# Tribute for Dale 👍🏻



## TrustRust (Mar 25, 2022)

Dale was one of a kind and a character.
Who lived his vision..
I’m sure he will smiling down with that much missed grin ..









						Tribute Set for Wheels Through Time Founder Dale Walksler
					

Dale’s Wheels Through Time Museum will celebrate founder Dale Walksler’s life and efforts to preserve American motorcycle history this April.




					www.cycleworld.com


----------



## HEMI426 (Mar 25, 2022)

I liked the episode when they started every bike in the museum in one day.
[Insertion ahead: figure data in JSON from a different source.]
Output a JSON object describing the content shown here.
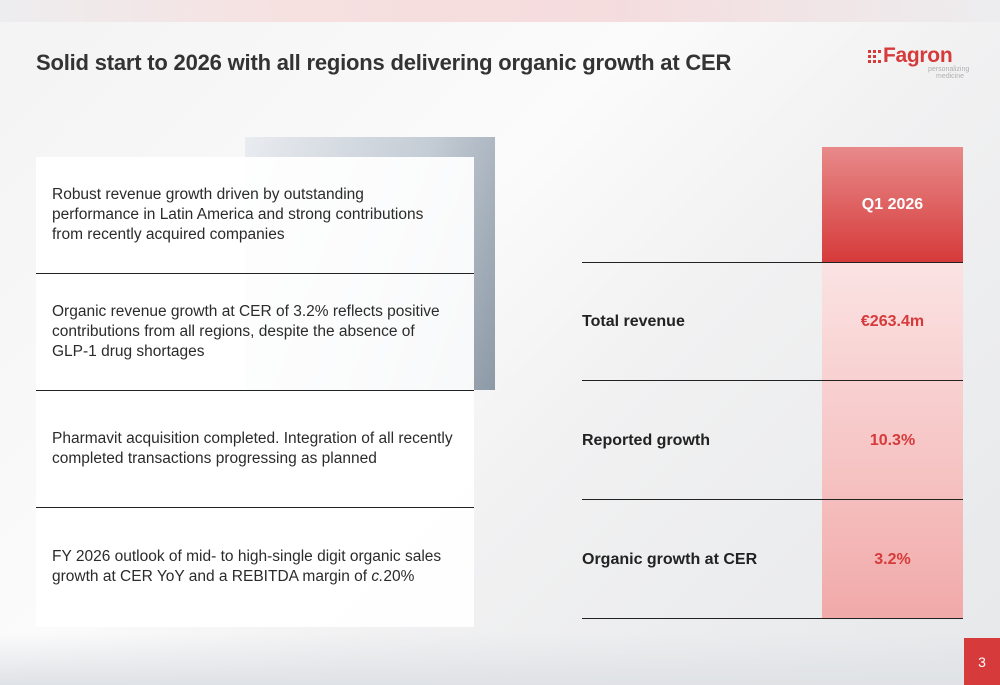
{
  "slide": {
    "title": "Solid start to 2026 with all regions delivering organic growth at CER",
    "page_number": "3"
  },
  "logo": {
    "wordmark": "Fagron",
    "tagline": "personalizing medicine",
    "brand_color": "#d63a3a"
  },
  "highlights": [
    {
      "text": "Robust revenue growth driven by outstanding performance in Latin America and strong contributions from recently acquired companies"
    },
    {
      "text": "Organic revenue growth at CER of 3.2% reflects positive contributions from all regions, despite the absence of GLP-1 drug shortages"
    },
    {
      "text": "Pharmavit acquisition completed. Integration of all recently completed transactions progressing as planned"
    },
    {
      "text": "FY 2026 outlook of mid- to high-single digit organic sales growth at CER YoY and a REBITDA margin of c.20%"
    }
  ],
  "kpi_table": {
    "column_header": "Q1 2026",
    "rows": [
      {
        "label": "Total revenue",
        "value": "€263.4m"
      },
      {
        "label": "Reported growth",
        "value": "10.3%"
      },
      {
        "label": "Organic growth at CER",
        "value": "3.2%"
      }
    ]
  }
}
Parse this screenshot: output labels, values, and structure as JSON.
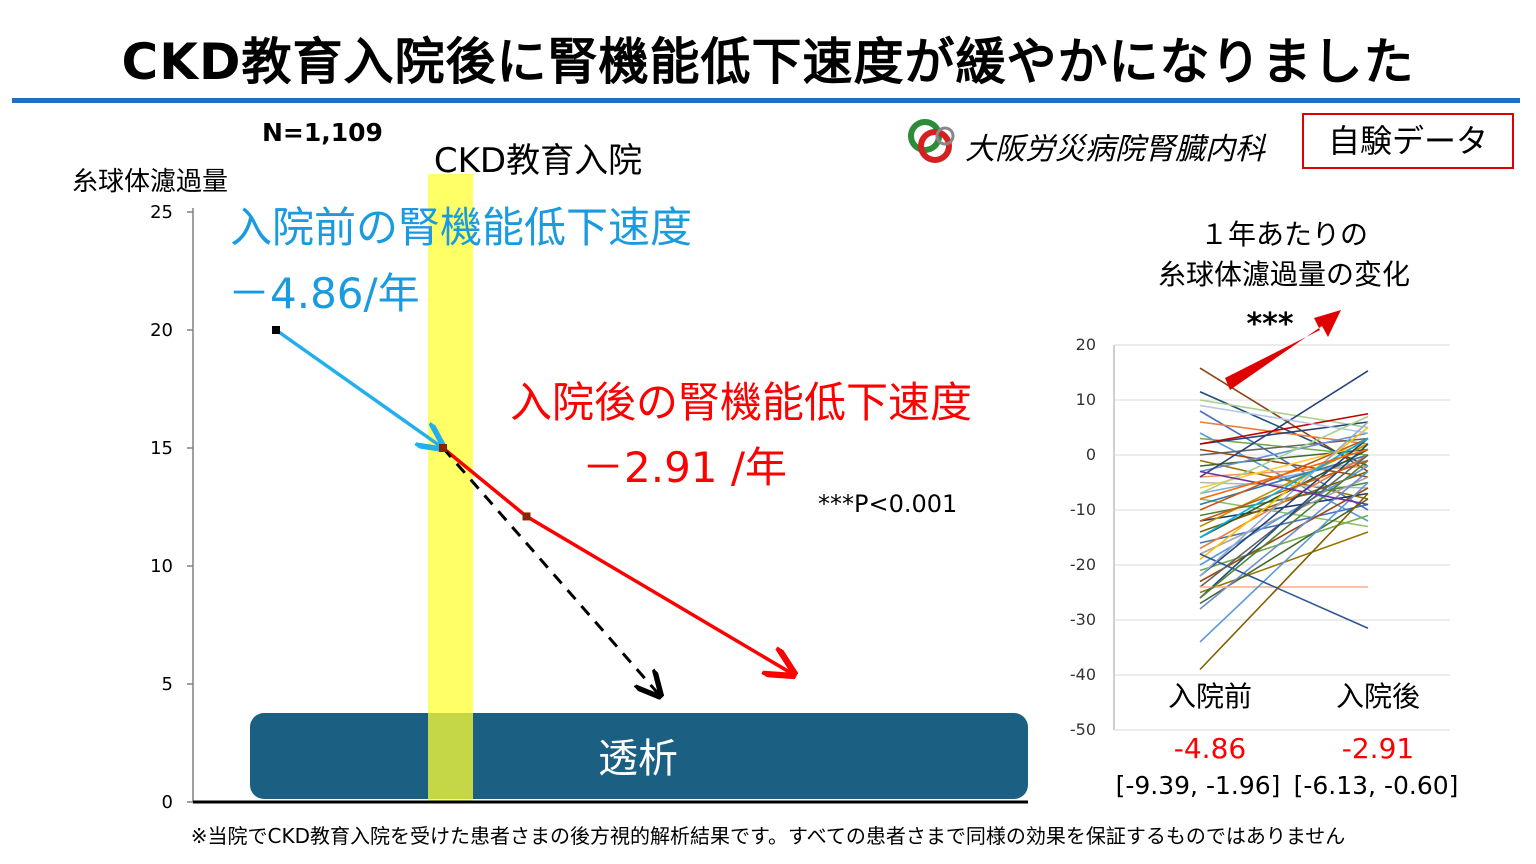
{
  "title": "CKD教育入院後に腎機能低下速度が緩やかになりました",
  "n_label": "N=1,109",
  "brand": "大阪労災病院腎臓内科",
  "badge": "自験データ",
  "footnote": "※当院でCKD教育入院を受けた患者さまの後方視的解析結果です。すべての患者さまで同様の効果を保証するものではありません",
  "colors": {
    "blue": "#1a9be0",
    "cyan_line": "#21b0ec",
    "red": "#ff0000",
    "highlight": "#ffff33",
    "dialysis": "#1b6082",
    "rule": "#1f6fc5",
    "arrow": "#e00000"
  },
  "chart_data": [
    {
      "type": "line",
      "ylabel": "糸球体濾過量",
      "ylim": [
        0,
        25
      ],
      "yticks": [
        "0",
        "5",
        "10",
        "15",
        "20",
        "25"
      ],
      "highlight_label": "CKD教育入院",
      "dialysis_label": "透析",
      "annotation_before_title": "入院前の腎機能低下速度",
      "annotation_before_value": "－4.86/年",
      "annotation_after_title": "入院後の腎機能低下速度",
      "annotation_after_value": "－2.91 /年",
      "significance": "***P<0.001",
      "series": [
        {
          "points": [
            [
              0,
              20
            ],
            [
              1,
              15
            ]
          ],
          "style": "solid",
          "color": "#21b0ec"
        },
        {
          "points": [
            [
              1,
              15
            ],
            [
              1.5,
              12.1
            ],
            [
              3.1,
              5.4
            ]
          ],
          "style": "solid",
          "color": "#ff0000"
        },
        {
          "points": [
            [
              1,
              15
            ],
            [
              2.3,
              4.5
            ]
          ],
          "style": "dashed",
          "color": "#000000"
        }
      ]
    },
    {
      "type": "line",
      "title_line1": "１年あたりの",
      "title_line2": "糸球体濾過量の変化",
      "categories": [
        "入院前",
        "入院後"
      ],
      "ylim": [
        -50,
        20
      ],
      "yticks": [
        "20",
        "10",
        "0",
        "-10",
        "-20",
        "-30",
        "-40",
        "-50"
      ],
      "significance": "***",
      "summary": [
        {
          "category": "入院前",
          "mean": "-4.86",
          "ci": "[-9.39, -1.96]"
        },
        {
          "category": "入院後",
          "mean": "-2.91",
          "ci": "[-6.13, -0.60]"
        }
      ],
      "series": [
        {
          "color": "#8B4513",
          "values": [
            15.8,
            -3
          ]
        },
        {
          "color": "#1f4e79",
          "values": [
            11.5,
            -2
          ]
        },
        {
          "color": "#a9d18e",
          "values": [
            10,
            5
          ]
        },
        {
          "color": "#4472c4",
          "values": [
            8,
            -10
          ]
        },
        {
          "color": "#ed7d31",
          "values": [
            6,
            2
          ]
        },
        {
          "color": "#5b9bd5",
          "values": [
            4,
            -12
          ]
        },
        {
          "color": "#70ad47",
          "values": [
            3,
            0
          ]
        },
        {
          "color": "#264478",
          "values": [
            2,
            6
          ]
        },
        {
          "color": "#9e480e",
          "values": [
            1,
            -4
          ]
        },
        {
          "color": "#636363",
          "values": [
            0,
            3
          ]
        },
        {
          "color": "#997300",
          "values": [
            -1,
            -8
          ]
        },
        {
          "color": "#43682b",
          "values": [
            -2,
            1
          ]
        },
        {
          "color": "#698ed0",
          "values": [
            -3,
            4
          ]
        },
        {
          "color": "#f1975a",
          "values": [
            -4,
            -2
          ]
        },
        {
          "color": "#b7b7b7",
          "values": [
            -5,
            -6
          ]
        },
        {
          "color": "#ffcd33",
          "values": [
            -6,
            2
          ]
        },
        {
          "color": "#7cafdd",
          "values": [
            -7,
            -1
          ]
        },
        {
          "color": "#8cc168",
          "values": [
            -8,
            -13
          ]
        },
        {
          "color": "#2e75b6",
          "values": [
            -9,
            0
          ]
        },
        {
          "color": "#c55a11",
          "values": [
            -10,
            3
          ]
        },
        {
          "color": "#548235",
          "values": [
            -11,
            -5
          ]
        },
        {
          "color": "#203864",
          "values": [
            -12,
            -7
          ]
        },
        {
          "color": "#bf9000",
          "values": [
            -13,
            2
          ]
        },
        {
          "color": "#7f6000",
          "values": [
            -14,
            -3
          ]
        },
        {
          "color": "#385723",
          "values": [
            -15,
            1
          ]
        },
        {
          "color": "#4472c4",
          "values": [
            -16,
            -9
          ]
        },
        {
          "color": "#ed7d31",
          "values": [
            -17,
            0
          ]
        },
        {
          "color": "#a5a5a5",
          "values": [
            -18,
            -4
          ]
        },
        {
          "color": "#ffc000",
          "values": [
            -19,
            5
          ]
        },
        {
          "color": "#5b9bd5",
          "values": [
            -20,
            -2
          ]
        },
        {
          "color": "#70ad47",
          "values": [
            -21,
            -11
          ]
        },
        {
          "color": "#264478",
          "values": [
            -22,
            3
          ]
        },
        {
          "color": "#9e480e",
          "values": [
            -23,
            -6
          ]
        },
        {
          "color": "#636363",
          "values": [
            -24,
            0
          ]
        },
        {
          "color": "#997300",
          "values": [
            -25,
            -14
          ]
        },
        {
          "color": "#1f4e79",
          "values": [
            -26,
            2
          ]
        },
        {
          "color": "#43682b",
          "values": [
            -27,
            -8
          ]
        },
        {
          "color": "#698ed0",
          "values": [
            -28,
            -3
          ]
        },
        {
          "color": "#f4b183",
          "values": [
            -24,
            -24
          ]
        },
        {
          "color": "#5b9bd5",
          "values": [
            -34,
            -5
          ]
        },
        {
          "color": "#7f6000",
          "values": [
            -39,
            -7
          ]
        },
        {
          "color": "#2f5597",
          "values": [
            -18,
            -31.5
          ]
        },
        {
          "color": "#264478",
          "values": [
            -4,
            15.3
          ]
        },
        {
          "color": "#c00000",
          "values": [
            2,
            7.5
          ]
        },
        {
          "color": "#b4c7e7",
          "values": [
            9,
            4
          ]
        },
        {
          "color": "#548235",
          "values": [
            -26,
            -1
          ]
        },
        {
          "color": "#8faadc",
          "values": [
            -22,
            6
          ]
        },
        {
          "color": "#c55a11",
          "values": [
            -12,
            -1
          ]
        },
        {
          "color": "#a9d18e",
          "values": [
            -7,
            7
          ]
        },
        {
          "color": "#7030a0",
          "values": [
            -3,
            -9
          ]
        },
        {
          "color": "#00b0f0",
          "values": [
            -15,
            3
          ]
        },
        {
          "color": "#ff6600",
          "values": [
            -8,
            1
          ]
        }
      ]
    }
  ]
}
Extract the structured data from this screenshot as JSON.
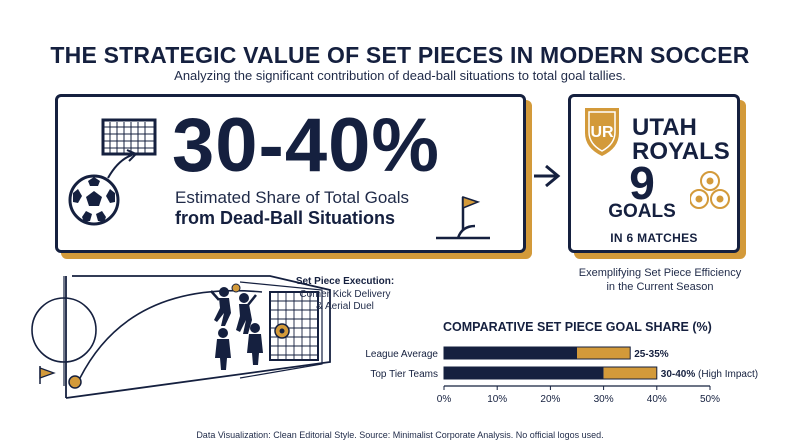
{
  "header": {
    "title": "THE STRATEGIC VALUE OF SET PIECES IN MODERN SOCCER",
    "subtitle": "Analyzing the significant contribution of dead-ball situations to total goal tallies."
  },
  "hero": {
    "stat": "30-40%",
    "desc_line1": "Estimated Share of Total Goals",
    "desc_line2": "from Dead-Ball Situations"
  },
  "team": {
    "name_line1": "UTAH",
    "name_line2": "ROYALS",
    "logo_text": "UR",
    "goals": "9",
    "goals_label": "GOALS",
    "matches_label": "IN 6 MATCHES",
    "caption_line1": "Exemplifying Set Piece Efficiency",
    "caption_line2": "in the Current Season"
  },
  "set_piece": {
    "title": "Set Piece Execution:",
    "line1": "Corner Kick Delivery",
    "line2": "& Aerial Duel"
  },
  "colors": {
    "navy": "#15203f",
    "gold": "#d39a3a"
  },
  "chart_data": {
    "type": "bar",
    "orientation": "horizontal",
    "stacked": true,
    "title": "COMPARATIVE SET PIECE GOAL SHARE (%)",
    "categories": [
      "League Average",
      "Top Tier Teams"
    ],
    "series": [
      {
        "values": [
          25,
          30
        ],
        "color": "#15203f"
      },
      {
        "values": [
          10,
          10
        ],
        "color": "#d39a3a"
      }
    ],
    "data_labels": [
      "25-35%",
      "30-40% (High Impact)"
    ],
    "xlim": [
      0,
      50
    ],
    "xticks": [
      "0%",
      "10%",
      "20%",
      "30%",
      "40%",
      "50%"
    ],
    "xtick_values": [
      0,
      10,
      20,
      30,
      40,
      50
    ],
    "grid": false,
    "legend": "none"
  },
  "footer": "Data Visualization: Clean Editorial Style. Source: Minimalist Corporate Analysis. No official logos used."
}
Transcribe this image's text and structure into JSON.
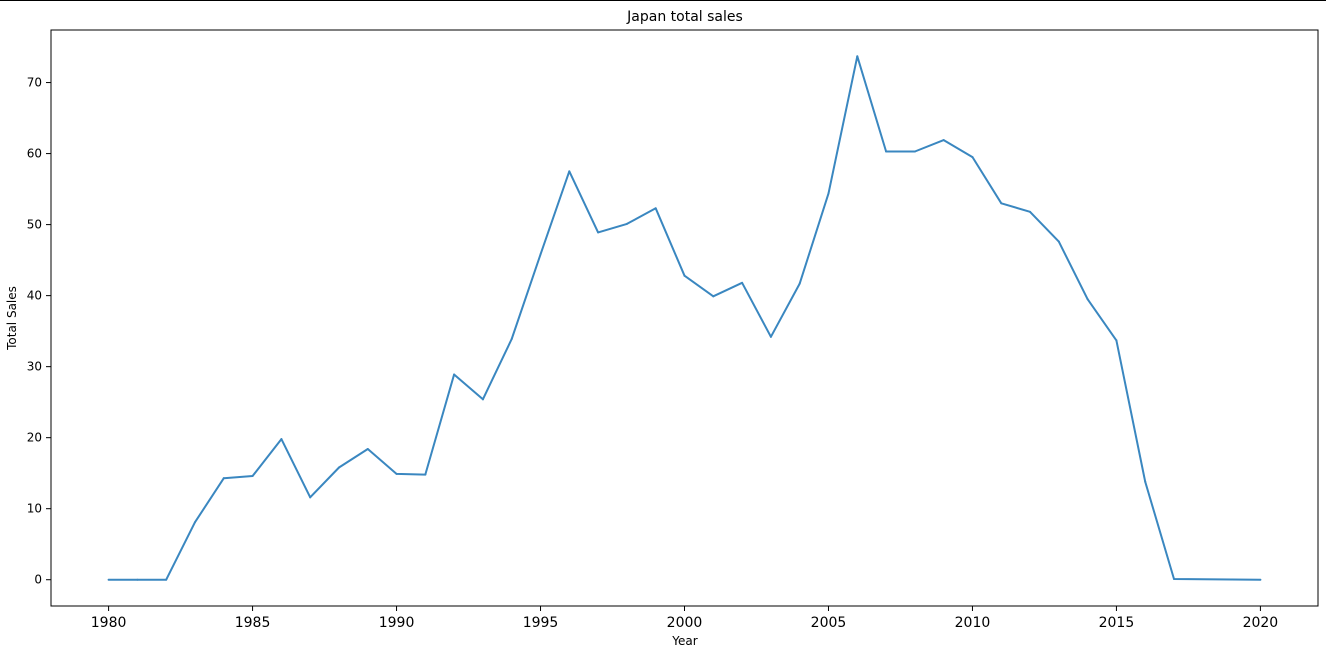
{
  "chart_data": {
    "type": "line",
    "title": "Japan total sales",
    "xlabel": "Year",
    "ylabel": "Total Sales",
    "xlim": [
      1978,
      2022
    ],
    "ylim": [
      -3.7,
      77.4
    ],
    "xticks": [
      1980,
      1985,
      1990,
      1995,
      2000,
      2005,
      2010,
      2015,
      2020
    ],
    "yticks": [
      0,
      10,
      20,
      30,
      40,
      50,
      60,
      70
    ],
    "grid": false,
    "colors": {
      "line": "#3a87c0",
      "axes": "#000000"
    },
    "series": [
      {
        "x": [
          1980,
          1981,
          1982,
          1983,
          1984,
          1985,
          1986,
          1987,
          1988,
          1989,
          1990,
          1991,
          1992,
          1993,
          1994,
          1995,
          1996,
          1997,
          1998,
          1999,
          2000,
          2001,
          2002,
          2003,
          2004,
          2005,
          2006,
          2007,
          2008,
          2009,
          2010,
          2011,
          2012,
          2013,
          2014,
          2015,
          2016,
          2017,
          2020
        ],
        "y": [
          0,
          0,
          0,
          8.1,
          14.3,
          14.6,
          19.8,
          11.6,
          15.8,
          18.4,
          14.9,
          14.8,
          28.9,
          25.4,
          33.9,
          45.8,
          57.5,
          48.9,
          50.1,
          52.3,
          42.8,
          39.9,
          41.8,
          34.2,
          41.7,
          54.4,
          73.7,
          60.3,
          60.3,
          61.9,
          59.5,
          53.0,
          51.8,
          47.6,
          39.5,
          33.7,
          13.8,
          0.1,
          0
        ]
      }
    ]
  }
}
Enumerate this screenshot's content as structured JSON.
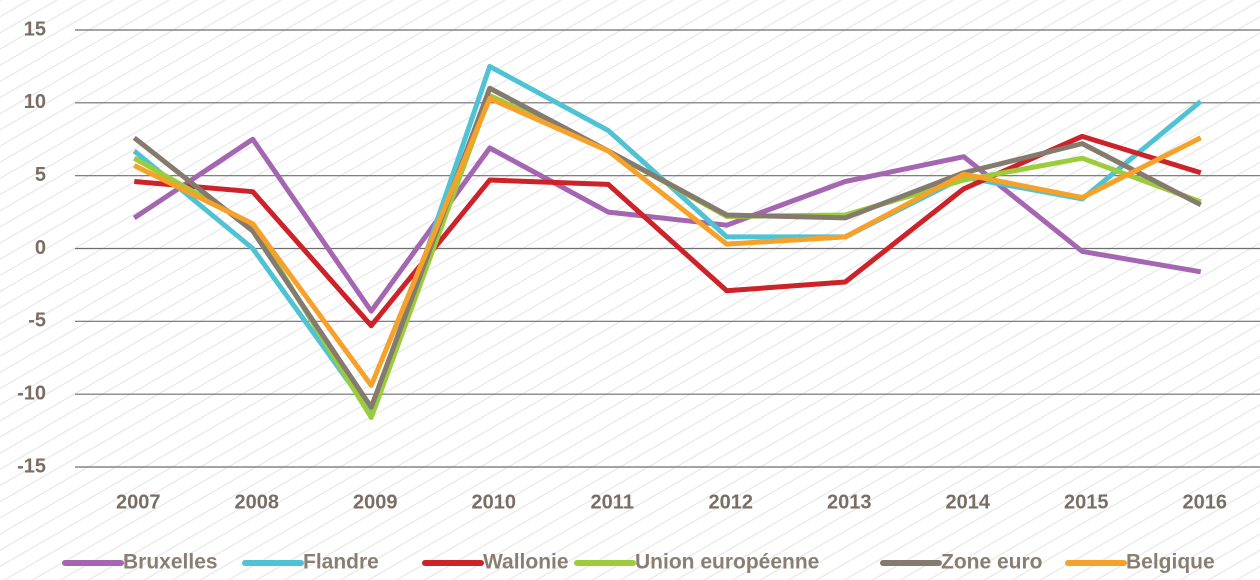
{
  "chart_data": {
    "type": "line",
    "categories": [
      "2007",
      "2008",
      "2009",
      "2010",
      "2011",
      "2012",
      "2013",
      "2014",
      "2015",
      "2016"
    ],
    "series": [
      {
        "name": "Bruxelles",
        "color": "#a466b0",
        "values": [
          2.1,
          7.5,
          -4.3,
          6.9,
          2.5,
          1.6,
          4.6,
          6.3,
          -0.2,
          -1.6
        ]
      },
      {
        "name": "Flandre",
        "color": "#4fc3d4",
        "values": [
          6.7,
          0,
          -11.3,
          12.5,
          8.1,
          0.8,
          0.8,
          4.9,
          3.4,
          10.1
        ]
      },
      {
        "name": "Wallonie",
        "color": "#cc2229",
        "values": [
          4.6,
          3.9,
          -5.3,
          4.7,
          4.4,
          -2.9,
          -2.3,
          4.1,
          7.7,
          5.2
        ]
      },
      {
        "name": "Union européenne",
        "color": "#9ccc3c",
        "values": [
          6.2,
          1.6,
          -11.6,
          10.5,
          6.7,
          2.2,
          2.3,
          4.7,
          6.2,
          3.2
        ]
      },
      {
        "name": "Zone euro",
        "color": "#857a6e",
        "values": [
          7.6,
          1.2,
          -10.9,
          11.0,
          6.7,
          2.3,
          2.1,
          5.2,
          7.2,
          3.0
        ]
      },
      {
        "name": "Belgique",
        "color": "#f5a12a",
        "values": [
          5.7,
          1.7,
          -9.4,
          10.3,
          6.7,
          0.3,
          0.8,
          5.1,
          3.5,
          7.6
        ]
      }
    ],
    "ylim": [
      -15,
      15
    ],
    "yticks": [
      -15,
      -10,
      -5,
      0,
      5,
      10,
      15
    ],
    "grid": true,
    "legend": "bottom"
  }
}
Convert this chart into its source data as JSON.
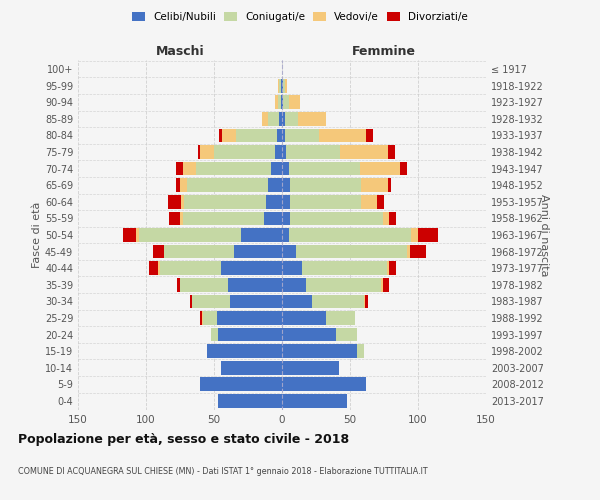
{
  "age_groups": [
    "0-4",
    "5-9",
    "10-14",
    "15-19",
    "20-24",
    "25-29",
    "30-34",
    "35-39",
    "40-44",
    "45-49",
    "50-54",
    "55-59",
    "60-64",
    "65-69",
    "70-74",
    "75-79",
    "80-84",
    "85-89",
    "90-94",
    "95-99",
    "100+"
  ],
  "birth_years": [
    "2013-2017",
    "2008-2012",
    "2003-2007",
    "1998-2002",
    "1993-1997",
    "1988-1992",
    "1983-1987",
    "1978-1982",
    "1973-1977",
    "1968-1972",
    "1963-1967",
    "1958-1962",
    "1953-1957",
    "1948-1952",
    "1943-1947",
    "1938-1942",
    "1933-1937",
    "1928-1932",
    "1923-1927",
    "1918-1922",
    "≤ 1917"
  ],
  "colors": {
    "celibe": "#4472c4",
    "coniugato": "#c5d8a4",
    "vedovo": "#f5c87a",
    "divorziato": "#cc0000"
  },
  "male": {
    "celibe": [
      47,
      60,
      45,
      55,
      47,
      48,
      38,
      40,
      45,
      35,
      30,
      13,
      12,
      10,
      8,
      5,
      4,
      2,
      1,
      1,
      0
    ],
    "coniugato": [
      0,
      0,
      0,
      0,
      5,
      10,
      28,
      35,
      45,
      52,
      75,
      60,
      60,
      60,
      55,
      45,
      30,
      8,
      2,
      1,
      0
    ],
    "vedovo": [
      0,
      0,
      0,
      0,
      0,
      1,
      0,
      0,
      1,
      0,
      2,
      2,
      2,
      5,
      10,
      10,
      10,
      5,
      2,
      1,
      0
    ],
    "divorziato": [
      0,
      0,
      0,
      0,
      0,
      1,
      2,
      2,
      7,
      8,
      10,
      8,
      10,
      3,
      5,
      2,
      2,
      0,
      0,
      0,
      0
    ]
  },
  "female": {
    "nubile": [
      48,
      62,
      42,
      55,
      40,
      32,
      22,
      18,
      15,
      10,
      5,
      6,
      6,
      6,
      5,
      3,
      2,
      2,
      1,
      1,
      0
    ],
    "coniugata": [
      0,
      0,
      0,
      5,
      15,
      22,
      38,
      55,
      62,
      82,
      90,
      68,
      52,
      52,
      52,
      40,
      25,
      10,
      4,
      1,
      0
    ],
    "vedova": [
      0,
      0,
      0,
      0,
      0,
      0,
      1,
      1,
      2,
      2,
      5,
      5,
      12,
      20,
      30,
      35,
      35,
      20,
      8,
      2,
      0
    ],
    "divorziata": [
      0,
      0,
      0,
      0,
      0,
      0,
      2,
      5,
      5,
      12,
      15,
      5,
      5,
      2,
      5,
      5,
      5,
      0,
      0,
      0,
      0
    ]
  },
  "title": "Popolazione per età, sesso e stato civile - 2018",
  "subtitle": "COMUNE DI ACQUANEGRA SUL CHIESE (MN) - Dati ISTAT 1° gennaio 2018 - Elaborazione TUTTITALIA.IT",
  "xlabel_left": "Maschi",
  "xlabel_right": "Femmine",
  "ylabel_left": "Fasce di età",
  "ylabel_right": "Anni di nascita",
  "xlim": 150,
  "background_color": "#f5f5f5",
  "grid_color": "#cccccc"
}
RIP Dale.


----------



## Flat Tire (Mar 27, 2022)

This was one of Dales first runs at Maggie Valley, been a while ago. We went to see Elk in the mountains but didn’t find any, so when we got back to his shop we looked at his Elk Motorcycle!! Haha, super nice guy, always let me camp by the creek at his shop when I visited.


----------



## mikecuda (Jun 15, 2022)

TrustRust said:


> Dale was one of a kind and a character.
> Who lived his vision..
> I’m sure he will smiling down with that much missed grin ..
> 
> ...



I met Matt at the Oley, Pa swap meet this past Spring.  Very nice young man. Wish I could of met Dale.


----------